Kegelapan menyelimuti area hall utama apartement kosong itu. Apartemen itu sudah tua dan tak berpenghuni. Kebanyakan jendela dan pintunya telah rusak. Penerangannya hanya berasal dari sinar bulan dan lampu jalan yang menembus sela-sela lubang jendela.

"Naku!!! Ya Tuhan, Naku." Liffi mencari cara untuk mengintip ke luar, ia harus melihat keadaan Nakula saat ini.

Hatinya tak tenang, bagaimana kalau kedua wanita itu juga menyakiti Nakula? Hati Liffi pasti akan terasa sangat sakit melihatnya. Kalau memang Liffi juga mate Nakula, berarti jiwanya juga diperlukan untuk meningkatkan kekuatan Nakula. Dalam benaknya Liffi berpikir, bahwa ia harus berada di sampingnya, menemani Nakula.
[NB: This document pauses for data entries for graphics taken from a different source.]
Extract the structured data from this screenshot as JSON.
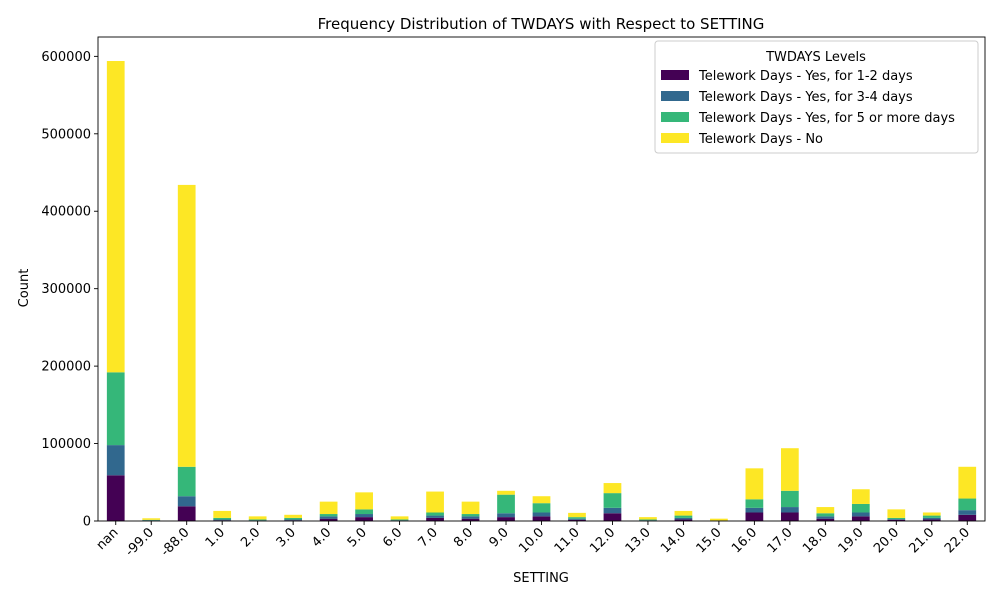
{
  "chart_data": {
    "type": "bar",
    "stacked": true,
    "title": "Frequency Distribution of TWDAYS with Respect to SETTING",
    "xlabel": "SETTING",
    "ylabel": "Count",
    "ylim": [
      0,
      625000
    ],
    "yticks": [
      0,
      100000,
      200000,
      300000,
      400000,
      500000,
      600000
    ],
    "grid": false,
    "legend_title": "TWDAYS Levels",
    "legend_position": "top-right",
    "categories": [
      "nan",
      "-99.0",
      "-88.0",
      "1.0",
      "2.0",
      "3.0",
      "4.0",
      "5.0",
      "6.0",
      "7.0",
      "8.0",
      "9.0",
      "10.0",
      "11.0",
      "12.0",
      "13.0",
      "14.0",
      "15.0",
      "16.0",
      "17.0",
      "18.0",
      "19.0",
      "20.0",
      "21.0",
      "22.0"
    ],
    "series": [
      {
        "name": "Telework Days - Yes, for 1-2 days",
        "color": "#440154",
        "values": [
          59000,
          500,
          19000,
          1000,
          500,
          1000,
          3000,
          5000,
          500,
          4000,
          3000,
          5000,
          6000,
          1500,
          10000,
          500,
          2000,
          200,
          11000,
          11000,
          3000,
          6000,
          1500,
          2000,
          8000
        ]
      },
      {
        "name": "Telework Days - Yes, for 3-4 days",
        "color": "#31688e",
        "values": [
          39000,
          500,
          13000,
          1000,
          500,
          1000,
          3000,
          4000,
          500,
          3000,
          3000,
          5000,
          5000,
          1500,
          7000,
          500,
          2000,
          200,
          6000,
          7000,
          3000,
          5000,
          1000,
          2000,
          6000
        ]
      },
      {
        "name": "Telework Days - Yes, for 5 or more days",
        "color": "#35b779",
        "values": [
          94000,
          500,
          38000,
          2000,
          1000,
          2000,
          3000,
          6000,
          1000,
          4000,
          3000,
          24000,
          12000,
          2000,
          19000,
          1000,
          3000,
          300,
          11000,
          21000,
          4000,
          11000,
          1500,
          3000,
          15000
        ]
      },
      {
        "name": "Telework Days - No",
        "color": "#fde725",
        "values": [
          402000,
          2000,
          364000,
          9000,
          4000,
          4000,
          16000,
          22000,
          4000,
          27000,
          16000,
          5000,
          9000,
          5500,
          13000,
          3000,
          6000,
          2300,
          40000,
          55000,
          8000,
          19000,
          11000,
          4000,
          41000
        ]
      }
    ]
  }
}
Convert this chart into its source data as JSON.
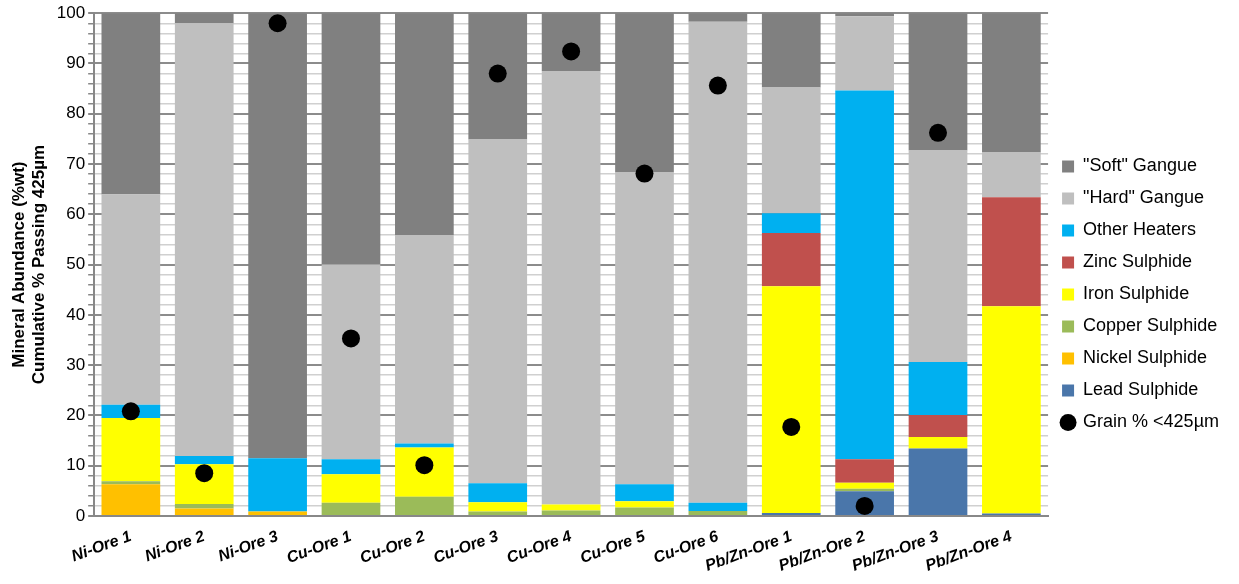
{
  "chart_data": {
    "type": "bar",
    "stacked": true,
    "ylabel": "Mineral Abundance (%wt)\nCumulative % Passing 425µm",
    "categories": [
      "Ni-Ore 1",
      "Ni-Ore 2",
      "Ni-Ore 3",
      "Cu-Ore 1",
      "Cu-Ore 2",
      "Cu-Ore 3",
      "Cu-Ore 4",
      "Cu-Ore 5",
      "Cu-Ore 6",
      "Pb/Zn-Ore 1",
      "Pb/Zn-Ore 2",
      "Pb/Zn-Ore 3",
      "Pb/Zn-Ore 4"
    ],
    "series": [
      {
        "name": "Lead Sulphide",
        "color": "#4a76aa",
        "values": [
          0,
          0,
          0,
          0,
          0,
          0,
          0,
          0,
          0,
          0.6,
          4.9,
          13.4,
          0.5
        ]
      },
      {
        "name": "Nickel Sulphide",
        "color": "#ffc000",
        "values": [
          6.3,
          1.5,
          0.9,
          0,
          0,
          0,
          0,
          0,
          0,
          0,
          0,
          0,
          0
        ]
      },
      {
        "name": "Copper Sulphide",
        "color": "#9bbb59",
        "values": [
          0.6,
          0.9,
          0,
          2.6,
          3.8,
          0.9,
          1.1,
          1.7,
          1.0,
          0,
          0.5,
          0,
          0
        ]
      },
      {
        "name": "Iron Sulphide",
        "color": "#ffff00",
        "values": [
          12.6,
          7.9,
          0,
          5.7,
          9.8,
          1.8,
          1.2,
          1.2,
          0,
          45.1,
          1.2,
          2.3,
          41.2
        ]
      },
      {
        "name": "Zinc Sulphide",
        "color": "#c0504d",
        "values": [
          0,
          0,
          0,
          0,
          0,
          0,
          0,
          0,
          0,
          10.6,
          4.7,
          4.4,
          21.7
        ]
      },
      {
        "name": "Other Heaters",
        "color": "#00b0f0",
        "values": [
          2.6,
          1.6,
          10.6,
          3.0,
          0.8,
          3.8,
          0,
          3.4,
          1.6,
          3.9,
          73.3,
          10.5,
          0
        ]
      },
      {
        "name": "\"Hard\" Gangue",
        "color": "#bfbfbf",
        "values": [
          41.9,
          86.1,
          0,
          38.7,
          41.5,
          68.4,
          86.2,
          62.0,
          95.7,
          25.0,
          14.8,
          42.1,
          8.9
        ]
      },
      {
        "name": "\"Soft\" Gangue",
        "color": "#808080",
        "values": [
          36.0,
          2.0,
          88.5,
          50.0,
          44.1,
          25.1,
          11.5,
          31.7,
          1.7,
          14.8,
          0.6,
          27.3,
          27.7
        ]
      },
      {
        "name": "Grain % <425µm",
        "type": "scatter",
        "marker": "circle",
        "color": "#000000",
        "x": [
          "Ni-Ore 1",
          "Ni-Ore 2",
          "Ni-Ore 3",
          "Cu-Ore 1",
          "Cu-Ore 2",
          "Cu-Ore 3",
          "Cu-Ore 4",
          "Cu-Ore 5",
          "Cu-Ore 6",
          "Pb/Zn-Ore 1",
          "Pb/Zn-Ore 2",
          "Pb/Zn-Ore 3"
        ],
        "values": [
          20.8,
          8.5,
          98.0,
          35.3,
          10.1,
          88.0,
          92.4,
          68.1,
          85.6,
          17.7,
          2.0,
          76.2
        ]
      }
    ],
    "ylim": [
      0,
      100
    ],
    "yticks": [
      0,
      {
        "value": 2,
        "label": null
      },
      {
        "value": 4,
        "label": null
      },
      {
        "value": 6,
        "label": null
      },
      {
        "value": 8,
        "label": null
      },
      10,
      {
        "value": 12,
        "label": null
      },
      {
        "value": 14,
        "label": null
      },
      {
        "value": 16,
        "label": null
      },
      {
        "value": 18,
        "label": null
      },
      20,
      {
        "value": 22,
        "label": null
      },
      {
        "value": 24,
        "label": null
      },
      {
        "value": 26,
        "label": null
      },
      {
        "value": 28,
        "label": null
      },
      30,
      {
        "value": 32,
        "label": null
      },
      {
        "value": 34,
        "label": null
      },
      {
        "value": 36,
        "label": null
      },
      {
        "value": 38,
        "label": null
      },
      40,
      {
        "value": 42,
        "label": null
      },
      {
        "value": 44,
        "label": null
      },
      {
        "value": 46,
        "label": null
      },
      {
        "value": 48,
        "label": null
      },
      50,
      {
        "value": 52,
        "label": null
      },
      {
        "value": 54,
        "label": null
      },
      {
        "value": 56,
        "label": null
      },
      {
        "value": 58,
        "label": null
      },
      60,
      {
        "value": 62,
        "label": null
      },
      {
        "value": 64,
        "label": null
      },
      {
        "value": 66,
        "label": null
      },
      {
        "value": 68,
        "label": null
      },
      70,
      {
        "value": 72,
        "label": null
      },
      {
        "value": 74,
        "label": null
      },
      {
        "value": 76,
        "label": null
      },
      {
        "value": 78,
        "label": null
      },
      80,
      {
        "value": 82,
        "label": null
      },
      {
        "value": 84,
        "label": null
      },
      {
        "value": 86,
        "label": null
      },
      {
        "value": 88,
        "label": null
      },
      90,
      {
        "value": 92,
        "label": null
      },
      {
        "value": 94,
        "label": null
      },
      {
        "value": 96,
        "label": null
      },
      {
        "value": 98,
        "label": null
      },
      100
    ],
    "grid": "y",
    "legend": "right"
  }
}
Liffi mengangkat kursi kayu yang telah tertutup debu, ia berusaha memecahkan kaca jendela dengan kursi itu.

PYAR!!

PYAR!!!

Satu demi satu kaca jendela pecah, Liffi mencari-cari handle dan gerendel besi yang mengunci jendela itu.

"Ketemu!" pekik Liffi, ia langsung menarik jendela itu sampai terbuka.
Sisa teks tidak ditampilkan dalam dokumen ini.